La télé et Patrick Poivre d'Arvor, c'est fini. L'ex-star, accusée d'agression sexuelle et de viols, n'assurera plus la voix off de l'émission "Une maison, un artiste", qui revient cet été sur France 5, a annoncé France Télévisions vendredi 13 mai. C'est une autre personnalité qui assurera les commentaires de cette série estivale de documentaires culturels, créée par PPDA en 2011, d'abord sous le titre "Une maison, un écrivain".

Patrick Poivre d'Arvor n'apparaissait pas à l'image et on entendait uniquement sa voix, mais il s'agissait de la dernière émission télévisée à laquelle il participait, 14 ans après son départ du JT de TF1 en 2008. Chaque épisode de "Une maison, un artiste" retrace le parcours d'une personnalité, le plus souvent culturelle (comme Jean Gabin ou Dora Maar dans la dernière saison), en lien avec l'une de ses demeures emblématiques.

Les révélations de "Complément d'enquête"

Le 28 avril, France 2 avait diffusé l'émission "Complément d'enquête", comportant plusieurs témoignages accablant l'ancien présentateur.

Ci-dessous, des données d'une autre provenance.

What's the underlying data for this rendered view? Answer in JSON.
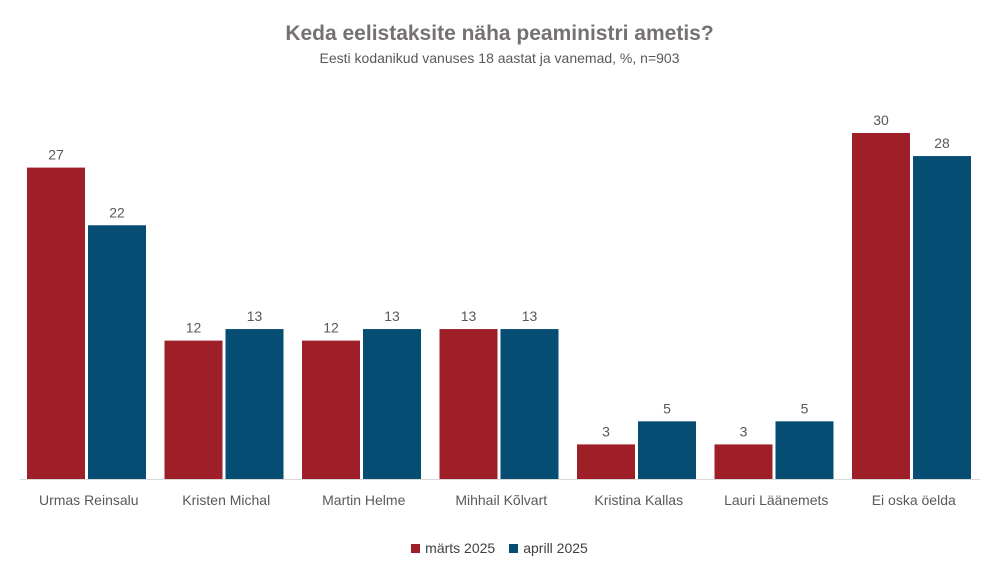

Dans la foulée, l'association MeTooMédias, créée par plusieurs de ses accusatrices, avait interpellé France Télévisions sur Twitter : "C'est important et touchant pour nous de voir que nos histoires ont été entendues sur France Télé. À notre connaissance, l'homme que nous accusons est aussi toujours à la tête d'une émission toujours diffusée sur ce même groupe. C'est un problème, non ?"

Dix-sept femmes ont porté plainte contre l'ancien présentateur, dont huit pour viol. Seize d'entre elles, dont les plaintes ont été classées en juin en raison de la prescription, sont actuellement visées par une plainte de PPDA pour "dénonciation calomnieuse". Au total, au moins 27 femmes ont témoigné contre PPDA dans la presse ou devant la justice, dont deux mineures au moment des faits présumés. Pour sa part, Patrick Poivre d'Arvor conteste les faits.